A bench headed by Justice Ashok Bhushan, conducting hearing through video-conferencing, asked the government to file its response on the batch of petitions and posted the matter for hearing after a week.
Attorney General KK Venugopal told the bench, also comprising Justices SK Kaul and MR Shah, that the Centre has issued a new notification on May 17 which supersedes the March 29 Ministry of Home Affairs (MHA) order.
“Treat this with urgency.

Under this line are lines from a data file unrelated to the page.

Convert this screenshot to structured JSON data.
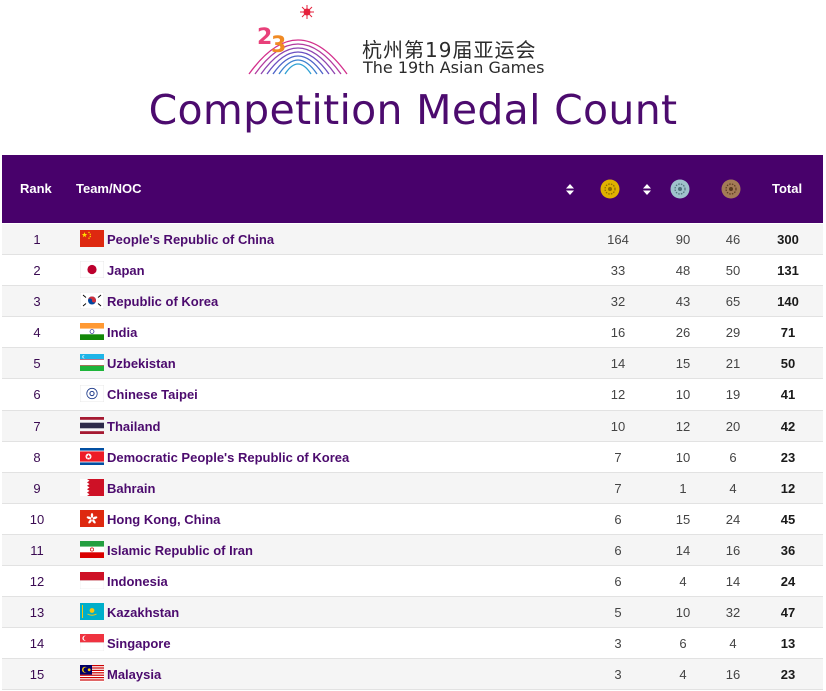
{
  "logo": {
    "cn": "杭州第19届亚运会",
    "en": "The 19th Asian Games"
  },
  "page_title": "Competition Medal Count",
  "table": {
    "header": {
      "rank": "Rank",
      "team": "Team/NOC",
      "total": "Total"
    },
    "medal_colors": {
      "gold": "#e0b100",
      "silver": "#9fc2cc",
      "bronze": "#a47b56"
    },
    "header_bg": "#48016b",
    "rows": [
      {
        "rank": "1",
        "team": "People's Republic of China",
        "flag": "flag-china-icon",
        "gold": "164",
        "silver": "90",
        "bronze": "46",
        "total": "300"
      },
      {
        "rank": "2",
        "team": "Japan",
        "flag": "flag-japan-icon",
        "gold": "33",
        "silver": "48",
        "bronze": "50",
        "total": "131"
      },
      {
        "rank": "3",
        "team": "Republic of Korea",
        "flag": "flag-korea-icon",
        "gold": "32",
        "silver": "43",
        "bronze": "65",
        "total": "140"
      },
      {
        "rank": "4",
        "team": "India",
        "flag": "flag-india-icon",
        "gold": "16",
        "silver": "26",
        "bronze": "29",
        "total": "71"
      },
      {
        "rank": "5",
        "team": "Uzbekistan",
        "flag": "flag-uzbekistan-icon",
        "gold": "14",
        "silver": "15",
        "bronze": "21",
        "total": "50"
      },
      {
        "rank": "6",
        "team": "Chinese Taipei",
        "flag": "flag-chinese-taipei-icon",
        "gold": "12",
        "silver": "10",
        "bronze": "19",
        "total": "41"
      },
      {
        "rank": "7",
        "team": "Thailand",
        "flag": "flag-thailand-icon",
        "gold": "10",
        "silver": "12",
        "bronze": "20",
        "total": "42"
      },
      {
        "rank": "8",
        "team": "Democratic People's Republic of Korea",
        "flag": "flag-dpr-korea-icon",
        "gold": "7",
        "silver": "10",
        "bronze": "6",
        "total": "23"
      },
      {
        "rank": "9",
        "team": "Bahrain",
        "flag": "flag-bahrain-icon",
        "gold": "7",
        "silver": "1",
        "bronze": "4",
        "total": "12"
      },
      {
        "rank": "10",
        "team": "Hong Kong, China",
        "flag": "flag-hong-kong-icon",
        "gold": "6",
        "silver": "15",
        "bronze": "24",
        "total": "45"
      },
      {
        "rank": "11",
        "team": "Islamic Republic of Iran",
        "flag": "flag-iran-icon",
        "gold": "6",
        "silver": "14",
        "bronze": "16",
        "total": "36"
      },
      {
        "rank": "12",
        "team": "Indonesia",
        "flag": "flag-indonesia-icon",
        "gold": "6",
        "silver": "4",
        "bronze": "14",
        "total": "24"
      },
      {
        "rank": "13",
        "team": "Kazakhstan",
        "flag": "flag-kazakhstan-icon",
        "gold": "5",
        "silver": "10",
        "bronze": "32",
        "total": "47"
      },
      {
        "rank": "14",
        "team": "Singapore",
        "flag": "flag-singapore-icon",
        "gold": "3",
        "silver": "6",
        "bronze": "4",
        "total": "13"
      },
      {
        "rank": "15",
        "team": "Malaysia",
        "flag": "flag-malaysia-icon",
        "gold": "3",
        "silver": "4",
        "bronze": "16",
        "total": "23"
      }
    ]
  }
}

Lot of people are affected,” the bench told Solicitor General Tushar Mehta, who was also appearing in the matter.
“Although, notices were issued in these matters but no counter affidavit has yet been filed on behalf of the Union of India,” the bench noted in its order.
“Solicitor General prays for and is granted a week’s time to file counter affidavit to the writ petition(s) to enable the court to know the stand of Union of India on different issues raised in the writ petition(s),” the bench said.
The apex court had May 15 observed that the March 29 notification, directing companies to make payment of full wages to workers even while not being in operation during the lockdown period, was an omnibus order and there was a larger question involved which needs to be answered.
It said there may be small industries which are affected due to the lockdown and if they cannot earn, how are they going to pay wages to their workers.
It had also observed that if government does not help these small companies, then they might not be able to pay their workers.
The counsel appearing for one of the petitioners had argued that firms are going out of work as they do not have orders for production of goods and they are being prosecuted due to the government circular.
An association of Micro, Small and Medium Enterprises (MSMEs) has said in its plea before the apex court that the MHA order was passed without due care and deliberation on the financial implications for employers.
The small industrial units have said that making full payments would lead to their closure, which, in turn, would cause permanent unemployment and adversely affect the economy.
The association has further contended that during this unprecedented situation, various governments across the globe have taken measures for the benefit of workers/ employees, but the Centre without taking any such step has put the entire burden on the employers/owners to pay full wages.
The top court May 15, while hearing a plea filed by Hand Tools Manufactures Association, comprising of MSMEs, on the issue had asked the government not to take any coercive action against them for failing to pay full wages to its employees till next week.
It said Tuesday that its interim order of no coercive action passed in one the pleas would continue.